Last night I was frustrated. Not by the Cubs, who are making a historic playoff run — and who I'm hoping will win their first title since the fall of the Ottoman Empire — but by my inability to watch it. I tried three different, entirely legal, ways to watch the Cubs-Dodgers game and was stymied each time. You'd reasonably assume that postseason baseball is widely viewed enough that it'd be available over-the-air in the largest media market, but no dice. Due to a complicated and ridiculous TV deal, Fox owns these games, but chooses to air them on their new sports channel, Fox Sports 1 — thus forcing cable providers to include it in basic cable packages. As a card-carrying millennial, I don't have cable, preferring the extra $64.95 per month to spend on 🎮 and 🍺. It turns out that the other two ways I have of watching baseball also were blocked. Thanks to Jon Legere's insanity and an old T-Mobile iPad, I have a subscription to MLB.tv except — surprise! — that's blacked out until the World Series. And then we come to the message above. What Fox is saying (via TiVo and Verizon FiOS) is that even though I've paid for this channel, and want to watch it live, with commercials, I'm not allowed to because... something.
We should look to the NFL for a cautionary tale. Despite a (rather impressive) streaming deal with Twitter that has revitalized a flagging Thursday-night product, ratings are down 11% year-over-year. As commentators and bloggers scramble to find excuses for an unprecedented ratings drop — suspensions, injuries, even Hillary Clinton — the simple fact is that it has become more difficult to watch major American sports leagues than most other forms of entertainment. In an era when anyone can plop down on their couch and binge on Netflix' ($9.99/month) or HBO's ($14.99/month) high-quality content whenever they want, in HBO's case often before an episode airs on linear TV, why should they sit through endless commercials to watch an entertainment product that isn't better? During a broadcast earlier this year, a sentence was uttered by a broadcaster which left me speechless: "due to NFL rules, we're not going to be able to show you the end of that game. Instead, here's [our anchors] with the [team] postgame show." Even the digital products put out by the leagues is mediocre — I'm not going to pay double the cost for baseball ($25/month) or quadruple the cost for football ($40/month) to run into onerous blackout restrictions, time delays ($40/month doesn't even buy you live-streaming, only time-shifted viewing later), and general disrespect for the fans. Yes, teams are making money hand-over-fist, but this won't last.

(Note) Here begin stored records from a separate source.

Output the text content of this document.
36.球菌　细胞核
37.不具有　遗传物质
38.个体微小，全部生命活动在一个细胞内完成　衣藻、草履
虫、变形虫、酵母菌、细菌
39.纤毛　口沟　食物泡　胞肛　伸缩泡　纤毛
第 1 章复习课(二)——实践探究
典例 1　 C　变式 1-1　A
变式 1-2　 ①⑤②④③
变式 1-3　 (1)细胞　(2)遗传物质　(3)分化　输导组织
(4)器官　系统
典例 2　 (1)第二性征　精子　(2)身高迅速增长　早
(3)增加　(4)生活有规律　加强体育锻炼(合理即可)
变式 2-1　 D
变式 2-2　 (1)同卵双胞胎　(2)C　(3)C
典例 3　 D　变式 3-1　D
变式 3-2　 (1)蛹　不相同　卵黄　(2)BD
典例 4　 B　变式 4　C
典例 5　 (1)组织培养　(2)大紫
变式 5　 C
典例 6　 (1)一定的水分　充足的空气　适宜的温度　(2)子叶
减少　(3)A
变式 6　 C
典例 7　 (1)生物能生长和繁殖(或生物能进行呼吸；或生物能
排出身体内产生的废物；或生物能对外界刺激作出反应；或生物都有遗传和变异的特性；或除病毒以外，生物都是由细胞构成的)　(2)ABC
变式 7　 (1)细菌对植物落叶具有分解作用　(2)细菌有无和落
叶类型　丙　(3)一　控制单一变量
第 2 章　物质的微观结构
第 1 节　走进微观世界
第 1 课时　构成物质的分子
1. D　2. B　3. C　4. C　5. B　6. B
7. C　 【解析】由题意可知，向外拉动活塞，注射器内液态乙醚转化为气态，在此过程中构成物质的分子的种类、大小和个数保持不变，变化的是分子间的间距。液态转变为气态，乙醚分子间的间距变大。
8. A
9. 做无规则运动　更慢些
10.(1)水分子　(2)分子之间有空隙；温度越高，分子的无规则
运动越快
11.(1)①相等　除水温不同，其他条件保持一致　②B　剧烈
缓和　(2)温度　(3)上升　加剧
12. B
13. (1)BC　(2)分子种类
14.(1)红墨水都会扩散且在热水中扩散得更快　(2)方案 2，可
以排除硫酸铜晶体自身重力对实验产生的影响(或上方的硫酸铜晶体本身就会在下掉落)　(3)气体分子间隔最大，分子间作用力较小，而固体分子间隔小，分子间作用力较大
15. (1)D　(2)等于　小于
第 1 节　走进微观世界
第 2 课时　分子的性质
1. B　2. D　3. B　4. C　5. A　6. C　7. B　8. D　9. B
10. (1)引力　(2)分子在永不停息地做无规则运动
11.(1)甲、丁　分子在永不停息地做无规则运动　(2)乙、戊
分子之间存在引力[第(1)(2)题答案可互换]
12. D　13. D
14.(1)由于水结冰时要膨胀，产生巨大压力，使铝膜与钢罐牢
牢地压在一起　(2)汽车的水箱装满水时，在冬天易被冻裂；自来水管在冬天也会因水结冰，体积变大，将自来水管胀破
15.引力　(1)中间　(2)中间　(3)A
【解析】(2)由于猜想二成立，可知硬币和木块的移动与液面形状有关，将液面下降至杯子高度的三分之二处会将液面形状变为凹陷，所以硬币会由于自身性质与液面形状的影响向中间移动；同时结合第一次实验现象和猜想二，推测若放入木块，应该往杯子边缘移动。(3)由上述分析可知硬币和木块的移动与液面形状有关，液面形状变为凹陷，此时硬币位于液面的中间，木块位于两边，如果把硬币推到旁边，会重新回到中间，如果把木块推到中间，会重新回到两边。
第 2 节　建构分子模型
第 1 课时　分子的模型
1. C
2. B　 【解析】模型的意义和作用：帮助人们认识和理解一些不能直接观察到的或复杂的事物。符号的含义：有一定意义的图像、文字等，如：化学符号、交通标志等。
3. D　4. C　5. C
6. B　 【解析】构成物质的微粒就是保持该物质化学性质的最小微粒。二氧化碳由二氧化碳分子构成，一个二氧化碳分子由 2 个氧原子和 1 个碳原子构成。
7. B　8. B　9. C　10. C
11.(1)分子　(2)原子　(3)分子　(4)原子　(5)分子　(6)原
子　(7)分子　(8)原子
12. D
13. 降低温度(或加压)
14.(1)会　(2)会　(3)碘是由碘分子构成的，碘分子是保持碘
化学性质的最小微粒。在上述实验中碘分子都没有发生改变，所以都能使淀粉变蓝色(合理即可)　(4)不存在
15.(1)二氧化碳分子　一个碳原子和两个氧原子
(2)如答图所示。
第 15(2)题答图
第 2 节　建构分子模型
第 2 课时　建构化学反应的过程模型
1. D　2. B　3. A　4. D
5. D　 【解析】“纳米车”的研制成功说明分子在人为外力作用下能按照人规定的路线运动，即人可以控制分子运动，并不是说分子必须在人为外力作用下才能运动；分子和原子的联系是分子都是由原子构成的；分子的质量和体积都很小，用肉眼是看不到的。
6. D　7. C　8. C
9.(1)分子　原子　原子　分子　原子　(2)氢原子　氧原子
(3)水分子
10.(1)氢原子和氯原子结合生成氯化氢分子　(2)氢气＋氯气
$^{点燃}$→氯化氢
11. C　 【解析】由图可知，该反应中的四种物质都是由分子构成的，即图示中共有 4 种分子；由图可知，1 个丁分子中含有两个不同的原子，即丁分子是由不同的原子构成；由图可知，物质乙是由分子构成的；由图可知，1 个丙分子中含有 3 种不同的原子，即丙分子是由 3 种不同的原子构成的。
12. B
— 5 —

Respect for your customers, fans, users, members — whatever you want to call the consumers of your product — is essential to building a sustainable, long-lasting business. We're long past the era where football was the only entertainment available on Sunday afternoons, or everyone would tune in to watch a sports championship; The fans that do tune in are clearly more dedicated, and more interested, than most of the prior (much larger) audience. Yet this loyalty is met with indifference by the industries that are selling against the fans' eyeballs. Making the content available to paying customers wherever and whenever they want isn't benevolence, it's table stakes in the digital era. Without a significant rethinking, ratings will continue to decline as people give their attention to content that appreciates their loyalty. Meanwhile, the NFL recently renewed a deal that prevents them from offering live streams of most of their games, meaning they cannot even start competing in the streaming space until 2022.